After Barnes left the prime minister’s employ, he wrote a submission to the government’s Commission of Audit on behalf of the Australian Centre for Health Research, a right-wing think-tank set up by a private health insurer, proposing the extra charge for GP visits. He claimed that it would save $750 million over four years.
According to Fairfax media, the rationale behind the proposal was that GPs were “overused” by patients. The co-payment would correct this by achieving a 3% reduction in GP visits.
Yet when he appeared before a parliamentary committee last week Barnes was forced to concede that his figures were a little “rubbery”. The evidence for overuse was “anecdotal” and the 3% reduction in GP visits was based on “speculation”.
When the South Australian Health Department actually spent some time analysing the likely effects of the co-payment, it found that, far from saving $750 million, the co-payment would add $2 billion to state and federal government health costs.
Their modelling showed that the proposal would result in 4% of patients attending hospital emergency departments for medical assistance because they could not afford to see their GP.
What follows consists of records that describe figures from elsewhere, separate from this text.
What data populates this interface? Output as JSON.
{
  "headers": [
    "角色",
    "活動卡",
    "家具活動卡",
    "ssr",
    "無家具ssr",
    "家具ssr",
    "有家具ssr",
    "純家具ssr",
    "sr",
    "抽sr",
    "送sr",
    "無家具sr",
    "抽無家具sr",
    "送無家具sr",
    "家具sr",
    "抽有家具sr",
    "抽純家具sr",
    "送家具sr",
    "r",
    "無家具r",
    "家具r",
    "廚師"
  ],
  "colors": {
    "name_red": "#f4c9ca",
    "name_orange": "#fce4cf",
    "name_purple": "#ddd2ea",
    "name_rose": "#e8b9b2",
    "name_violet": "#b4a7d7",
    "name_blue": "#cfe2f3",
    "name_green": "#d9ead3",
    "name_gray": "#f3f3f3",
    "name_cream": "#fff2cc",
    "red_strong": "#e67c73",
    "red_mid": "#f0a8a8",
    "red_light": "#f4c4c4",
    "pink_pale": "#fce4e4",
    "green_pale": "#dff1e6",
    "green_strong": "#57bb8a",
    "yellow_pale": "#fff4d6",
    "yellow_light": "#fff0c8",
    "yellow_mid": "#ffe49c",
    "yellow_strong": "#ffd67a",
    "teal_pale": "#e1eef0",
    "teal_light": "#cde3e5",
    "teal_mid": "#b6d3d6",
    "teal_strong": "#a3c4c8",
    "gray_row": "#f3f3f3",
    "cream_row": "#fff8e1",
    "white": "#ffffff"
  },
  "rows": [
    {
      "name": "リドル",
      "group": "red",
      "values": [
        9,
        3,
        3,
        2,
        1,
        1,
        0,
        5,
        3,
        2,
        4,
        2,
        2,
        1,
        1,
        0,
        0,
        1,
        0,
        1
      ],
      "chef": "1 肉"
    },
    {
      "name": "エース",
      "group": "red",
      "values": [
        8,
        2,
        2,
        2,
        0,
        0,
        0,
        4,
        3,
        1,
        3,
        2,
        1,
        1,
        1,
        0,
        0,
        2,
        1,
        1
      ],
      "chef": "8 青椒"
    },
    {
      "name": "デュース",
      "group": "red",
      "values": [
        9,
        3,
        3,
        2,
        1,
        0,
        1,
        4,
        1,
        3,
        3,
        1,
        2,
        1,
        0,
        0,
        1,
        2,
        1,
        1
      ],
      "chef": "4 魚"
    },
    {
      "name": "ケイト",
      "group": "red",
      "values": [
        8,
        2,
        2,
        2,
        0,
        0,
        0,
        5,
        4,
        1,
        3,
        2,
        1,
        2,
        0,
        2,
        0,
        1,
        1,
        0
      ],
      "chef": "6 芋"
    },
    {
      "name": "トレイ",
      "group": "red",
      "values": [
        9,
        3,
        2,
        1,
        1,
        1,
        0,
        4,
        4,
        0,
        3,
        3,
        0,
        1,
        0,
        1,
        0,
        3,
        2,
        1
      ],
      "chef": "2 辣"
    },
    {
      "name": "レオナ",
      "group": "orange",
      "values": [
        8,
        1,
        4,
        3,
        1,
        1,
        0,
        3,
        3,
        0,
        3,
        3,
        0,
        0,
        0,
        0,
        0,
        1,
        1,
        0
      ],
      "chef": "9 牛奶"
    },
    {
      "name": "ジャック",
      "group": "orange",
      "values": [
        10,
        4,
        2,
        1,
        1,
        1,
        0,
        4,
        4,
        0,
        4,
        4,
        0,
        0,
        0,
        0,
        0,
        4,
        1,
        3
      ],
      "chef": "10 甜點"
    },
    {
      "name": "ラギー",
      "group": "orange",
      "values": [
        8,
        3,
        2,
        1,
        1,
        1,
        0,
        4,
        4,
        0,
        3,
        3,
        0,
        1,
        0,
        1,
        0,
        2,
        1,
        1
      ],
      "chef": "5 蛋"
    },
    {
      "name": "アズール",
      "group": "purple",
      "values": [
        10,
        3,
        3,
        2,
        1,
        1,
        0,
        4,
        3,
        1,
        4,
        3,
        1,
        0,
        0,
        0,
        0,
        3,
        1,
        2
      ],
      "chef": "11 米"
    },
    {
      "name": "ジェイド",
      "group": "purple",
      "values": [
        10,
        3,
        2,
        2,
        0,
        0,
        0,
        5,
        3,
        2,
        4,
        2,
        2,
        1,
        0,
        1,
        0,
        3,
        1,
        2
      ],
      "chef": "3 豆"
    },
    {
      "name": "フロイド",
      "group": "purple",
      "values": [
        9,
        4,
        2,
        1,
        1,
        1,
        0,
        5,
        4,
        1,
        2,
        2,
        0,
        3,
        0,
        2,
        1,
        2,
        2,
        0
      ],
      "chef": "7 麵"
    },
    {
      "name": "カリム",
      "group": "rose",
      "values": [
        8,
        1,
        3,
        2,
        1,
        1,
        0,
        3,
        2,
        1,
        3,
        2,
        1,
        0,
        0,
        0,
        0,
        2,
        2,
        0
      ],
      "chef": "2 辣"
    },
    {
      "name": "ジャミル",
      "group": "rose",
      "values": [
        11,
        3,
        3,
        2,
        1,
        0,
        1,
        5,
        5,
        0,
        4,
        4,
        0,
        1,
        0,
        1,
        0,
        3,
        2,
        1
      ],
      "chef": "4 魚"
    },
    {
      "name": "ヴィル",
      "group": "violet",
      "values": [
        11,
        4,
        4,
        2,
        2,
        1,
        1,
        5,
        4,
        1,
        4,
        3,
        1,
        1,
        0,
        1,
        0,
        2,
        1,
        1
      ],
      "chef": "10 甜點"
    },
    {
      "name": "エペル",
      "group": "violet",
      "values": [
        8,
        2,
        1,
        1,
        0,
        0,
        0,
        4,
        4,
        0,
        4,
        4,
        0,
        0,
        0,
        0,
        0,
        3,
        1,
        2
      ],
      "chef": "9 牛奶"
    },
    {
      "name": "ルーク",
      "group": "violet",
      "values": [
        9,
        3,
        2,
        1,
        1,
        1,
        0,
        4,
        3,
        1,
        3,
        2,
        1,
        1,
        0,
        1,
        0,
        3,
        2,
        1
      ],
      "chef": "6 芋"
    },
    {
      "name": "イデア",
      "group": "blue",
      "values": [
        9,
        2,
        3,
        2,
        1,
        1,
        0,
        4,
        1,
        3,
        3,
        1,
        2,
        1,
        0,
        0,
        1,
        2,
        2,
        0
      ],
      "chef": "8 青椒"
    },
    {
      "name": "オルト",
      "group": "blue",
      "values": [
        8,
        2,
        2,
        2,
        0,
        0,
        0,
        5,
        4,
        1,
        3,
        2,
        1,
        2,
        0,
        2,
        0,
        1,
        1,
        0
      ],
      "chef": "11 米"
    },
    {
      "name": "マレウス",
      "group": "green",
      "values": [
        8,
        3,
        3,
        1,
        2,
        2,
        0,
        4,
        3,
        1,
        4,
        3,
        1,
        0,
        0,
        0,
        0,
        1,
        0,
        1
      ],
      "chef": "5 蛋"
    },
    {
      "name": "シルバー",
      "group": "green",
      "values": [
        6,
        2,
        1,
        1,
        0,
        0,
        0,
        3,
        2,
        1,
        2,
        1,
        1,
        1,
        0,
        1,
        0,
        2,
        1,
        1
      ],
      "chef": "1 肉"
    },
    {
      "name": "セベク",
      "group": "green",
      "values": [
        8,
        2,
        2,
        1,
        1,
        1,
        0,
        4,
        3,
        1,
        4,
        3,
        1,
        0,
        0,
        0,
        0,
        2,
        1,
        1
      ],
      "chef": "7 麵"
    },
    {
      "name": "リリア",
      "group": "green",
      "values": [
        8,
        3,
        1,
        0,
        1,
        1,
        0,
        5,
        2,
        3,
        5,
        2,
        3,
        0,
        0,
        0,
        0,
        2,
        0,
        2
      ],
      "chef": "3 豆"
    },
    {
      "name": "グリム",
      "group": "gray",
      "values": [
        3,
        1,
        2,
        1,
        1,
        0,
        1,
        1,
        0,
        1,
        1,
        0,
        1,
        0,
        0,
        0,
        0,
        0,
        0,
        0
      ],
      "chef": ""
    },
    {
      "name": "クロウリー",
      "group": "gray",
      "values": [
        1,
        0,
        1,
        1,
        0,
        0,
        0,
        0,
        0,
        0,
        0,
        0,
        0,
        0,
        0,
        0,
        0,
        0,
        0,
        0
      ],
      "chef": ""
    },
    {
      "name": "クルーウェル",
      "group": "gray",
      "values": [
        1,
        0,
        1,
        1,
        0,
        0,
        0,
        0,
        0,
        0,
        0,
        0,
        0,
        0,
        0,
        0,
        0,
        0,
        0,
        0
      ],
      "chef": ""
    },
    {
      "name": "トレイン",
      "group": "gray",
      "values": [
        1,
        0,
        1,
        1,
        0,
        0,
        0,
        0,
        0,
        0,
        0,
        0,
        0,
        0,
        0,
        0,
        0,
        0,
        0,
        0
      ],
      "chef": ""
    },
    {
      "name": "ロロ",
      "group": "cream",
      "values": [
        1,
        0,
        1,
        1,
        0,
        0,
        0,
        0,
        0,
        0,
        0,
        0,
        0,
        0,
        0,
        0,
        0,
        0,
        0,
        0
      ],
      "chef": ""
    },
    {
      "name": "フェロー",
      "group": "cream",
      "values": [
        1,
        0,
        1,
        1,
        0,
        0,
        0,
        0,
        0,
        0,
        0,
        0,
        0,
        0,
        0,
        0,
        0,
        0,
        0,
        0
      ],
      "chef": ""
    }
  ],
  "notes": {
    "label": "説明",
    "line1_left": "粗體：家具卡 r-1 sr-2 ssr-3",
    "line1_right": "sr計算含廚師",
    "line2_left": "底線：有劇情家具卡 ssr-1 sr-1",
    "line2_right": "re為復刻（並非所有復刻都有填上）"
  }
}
This would double the number of patients presenting at emergency departments and triple waiting times, leading to an overall additional cost of $2 billion.
What the report confirms is what doctors and health groups have been saying since the co-payment idea was first raised — patients who cannot afford the fees will be diverted to an already overburdened hospital system.
While the mining industry gets a $4.5 billion a year subsidy, those who are least able to afford it are expected by the Abbott government to pay a $6 tax every time they are sick and have to visit a GP.
During the course of the last Labor government the then opposition and the right-wing media resorted to overblown Cold War rhetoric when accusing unions and the ALP of engaging in “class war”.
What is now clear is that a class war is being waged by this federal government against those least able to defend themselves — pensioners, the unemployed and the marginalised.